Alors que des traces de poliovirus ont été détectées dans des échantillons d’eaux usées de la bande de Gaza, faisant craindre une épidémie de poliomyélite paralytique dans le territoire enclavé, l’Organisation mondiale de la santé (OMS) a annoncé l’envoi de plus d’un million de vaccins. Dans une tribune publiée dans Le Monde le 30 juillet, le patron de l’agence onusienne, Tedros Adhanom Ghebreyesus, indique que ces vaccins « seront administrés dans les prochaines semaines ».
Pour l’heure, aucun cas n’a été enregistré, mais « ce n’est qu’une question de temps avant que la poliomyélite n’atteigne les milliers d’enfants de Gaza, dépourvus de toute protection », s’inquiète-t-il. Les enfants de moins de 5 ans, mais surtout ceux de moins de 2 ans, sont les plus à risque, nombre d’entre eux n’ayant pas été vaccinés au cours des neuf mois de conflit.
Le 16 juillet, le réseau mondial de laboratoires de lutte contre la poliomyélite a isolé le poliovirus de type 2, dérivé d'une souche vaccinale (PVDVc2), dans six échantillons d'eaux usées à Deir al-Balah (centre de la bande de Gaza) et Khan Younès (sud). Cette détection est « un événement alarmant mais peu surprenant », écrit Tedros Adhanom Ghebreyesus.
« La présence d'un poliovirus dérivé d'un vaccin dans les eaux usées signifie très probablement qu'il existe quelque part chez les gens », a déclaré pour sa part Christian Lindmeier, porte-parole de l'OMS, lors de l’annonce de la détection. « Mais encore une fois, a-t-il poursuivi, environ 75 % des personnes infectées par la polio ne présentent aucun symptôme. Cela signifie que le virus est très probablement présent dans la population, mais cela ne signifie pas nécessairement qu'il y ait une flambée de cas. »

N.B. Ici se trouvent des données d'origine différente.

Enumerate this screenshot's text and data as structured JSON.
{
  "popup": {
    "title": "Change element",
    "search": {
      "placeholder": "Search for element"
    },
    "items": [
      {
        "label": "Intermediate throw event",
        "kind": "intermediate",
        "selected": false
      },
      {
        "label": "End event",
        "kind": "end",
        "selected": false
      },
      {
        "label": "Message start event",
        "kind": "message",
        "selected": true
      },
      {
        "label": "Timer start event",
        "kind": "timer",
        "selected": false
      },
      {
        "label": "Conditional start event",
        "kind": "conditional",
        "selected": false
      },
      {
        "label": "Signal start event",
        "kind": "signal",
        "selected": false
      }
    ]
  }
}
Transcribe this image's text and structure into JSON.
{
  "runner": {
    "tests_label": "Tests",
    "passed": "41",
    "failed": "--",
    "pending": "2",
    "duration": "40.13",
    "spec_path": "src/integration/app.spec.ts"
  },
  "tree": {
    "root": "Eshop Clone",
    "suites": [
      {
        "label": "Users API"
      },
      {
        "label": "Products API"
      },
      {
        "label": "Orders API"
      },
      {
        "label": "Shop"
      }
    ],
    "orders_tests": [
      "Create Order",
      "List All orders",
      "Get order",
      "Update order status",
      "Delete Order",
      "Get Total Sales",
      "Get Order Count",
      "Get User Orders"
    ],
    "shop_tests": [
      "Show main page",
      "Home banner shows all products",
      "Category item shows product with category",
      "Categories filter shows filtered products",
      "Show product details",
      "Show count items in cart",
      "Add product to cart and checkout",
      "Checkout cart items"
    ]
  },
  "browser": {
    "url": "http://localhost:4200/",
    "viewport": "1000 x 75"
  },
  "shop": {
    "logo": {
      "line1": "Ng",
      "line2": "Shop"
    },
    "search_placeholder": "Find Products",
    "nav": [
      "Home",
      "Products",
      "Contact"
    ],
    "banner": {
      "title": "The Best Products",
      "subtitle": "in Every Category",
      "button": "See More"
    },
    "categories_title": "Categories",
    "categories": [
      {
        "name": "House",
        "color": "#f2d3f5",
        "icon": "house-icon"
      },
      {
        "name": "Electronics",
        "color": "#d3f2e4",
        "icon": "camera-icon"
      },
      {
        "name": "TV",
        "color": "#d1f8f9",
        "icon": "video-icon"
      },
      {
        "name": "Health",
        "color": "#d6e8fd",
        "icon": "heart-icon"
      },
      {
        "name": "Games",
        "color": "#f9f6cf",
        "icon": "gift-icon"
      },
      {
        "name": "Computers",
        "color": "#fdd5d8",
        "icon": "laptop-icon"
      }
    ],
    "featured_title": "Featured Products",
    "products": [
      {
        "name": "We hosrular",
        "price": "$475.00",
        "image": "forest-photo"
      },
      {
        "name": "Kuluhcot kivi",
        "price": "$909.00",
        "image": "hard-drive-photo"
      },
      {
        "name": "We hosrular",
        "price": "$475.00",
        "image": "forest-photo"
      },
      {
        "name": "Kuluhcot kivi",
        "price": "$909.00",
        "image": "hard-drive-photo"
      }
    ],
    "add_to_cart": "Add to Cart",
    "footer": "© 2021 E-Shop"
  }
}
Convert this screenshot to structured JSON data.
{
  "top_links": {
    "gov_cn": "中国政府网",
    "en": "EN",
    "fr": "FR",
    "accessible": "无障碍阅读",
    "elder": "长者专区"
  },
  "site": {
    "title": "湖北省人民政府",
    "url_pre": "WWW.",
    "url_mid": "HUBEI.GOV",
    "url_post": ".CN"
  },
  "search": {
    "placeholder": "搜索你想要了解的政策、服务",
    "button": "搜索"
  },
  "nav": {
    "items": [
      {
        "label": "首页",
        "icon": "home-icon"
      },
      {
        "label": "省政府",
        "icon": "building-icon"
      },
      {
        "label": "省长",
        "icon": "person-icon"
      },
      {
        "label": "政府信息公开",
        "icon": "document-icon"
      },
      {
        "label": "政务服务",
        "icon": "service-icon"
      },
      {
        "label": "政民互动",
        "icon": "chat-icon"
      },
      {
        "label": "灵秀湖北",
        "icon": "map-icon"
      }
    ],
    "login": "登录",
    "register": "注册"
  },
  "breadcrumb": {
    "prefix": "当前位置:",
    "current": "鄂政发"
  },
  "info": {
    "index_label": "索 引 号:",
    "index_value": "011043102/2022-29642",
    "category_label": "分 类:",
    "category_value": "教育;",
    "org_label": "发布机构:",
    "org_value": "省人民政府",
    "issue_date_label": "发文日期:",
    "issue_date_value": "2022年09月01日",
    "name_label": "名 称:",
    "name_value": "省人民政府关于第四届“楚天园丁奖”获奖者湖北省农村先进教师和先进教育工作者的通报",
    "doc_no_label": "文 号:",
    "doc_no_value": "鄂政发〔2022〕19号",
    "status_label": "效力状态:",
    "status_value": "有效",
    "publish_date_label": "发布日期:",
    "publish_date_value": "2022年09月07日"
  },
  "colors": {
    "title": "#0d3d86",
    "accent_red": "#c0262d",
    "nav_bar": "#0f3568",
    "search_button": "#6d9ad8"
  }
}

À Gaza, une couverture vaccinale en chute
Ce PVDVc2 vient du vaccin oral vivant atténué contre le type 2, retiré mondialement du marché en 2016, mais encore utilisé dans des zones où des stocks subsistent. « Ce vaccin oral est excrété par les enfants vaccinés. Dans les zones où l’assainissement n’est pas opérationnel, cette souche vaccinale peut circuler et contaminer des non-vaccinés par contact. Dans une population avec de nombreux non vaccinés, le virus vaccinal peut muter et regagner en virulence. Des flambées sont régulièrement observées », explique au Quotidien le Dr Michel Zaffran, ancien directeur du programme de l’OMS pour l'éradication de la poliomyélite.
À Gaza, la couverture vaccinale est passée de 99 % avant le conflit à 86 % actuellement, un « niveau dangereux car il existe des poches de population où les enfants ne sont pas vaccinés, et où le virus peut circuler », souligne le patron de l’OMS dans Le Monde. L’objectif de l’agence onusienne est ainsi de rattraper le retard dans la vaccination pour éviter l’émergence de cas de poliomyélite paralytique. La campagne s’appuiera sur un nouveau vaccin oral contre le type 2, « beaucoup plus stable », assure le Dr Zaffran. « Il est régulièrement utilisé par l’OMS pour faire face aux flambées que connaissent les pays où sévissent des conflits et où les populations sont peu ou mal vaccinées, comme au Yémen, au Soudan, en Éthiopie ou en RDC », ajoute-t-il.
Pour garantir le succès de cette campagne vaccinale, Tedros Adhanom Ghebreyesus appelle à un « cessez-le-feu immédiat » et à une « accélération considérable de l’aide humanitaire ». « Sans un cessez-le-feu et un accès sûr, […] les vaccins resteraient bloqués comme beaucoup d’autres camions de l’autre côté de la frontière, soit du côté de Rafah, soit à d’autres points de contrôle à l’intérieur ou juste à l’extérieur de Gaza », met en garde Christian Lindmeier.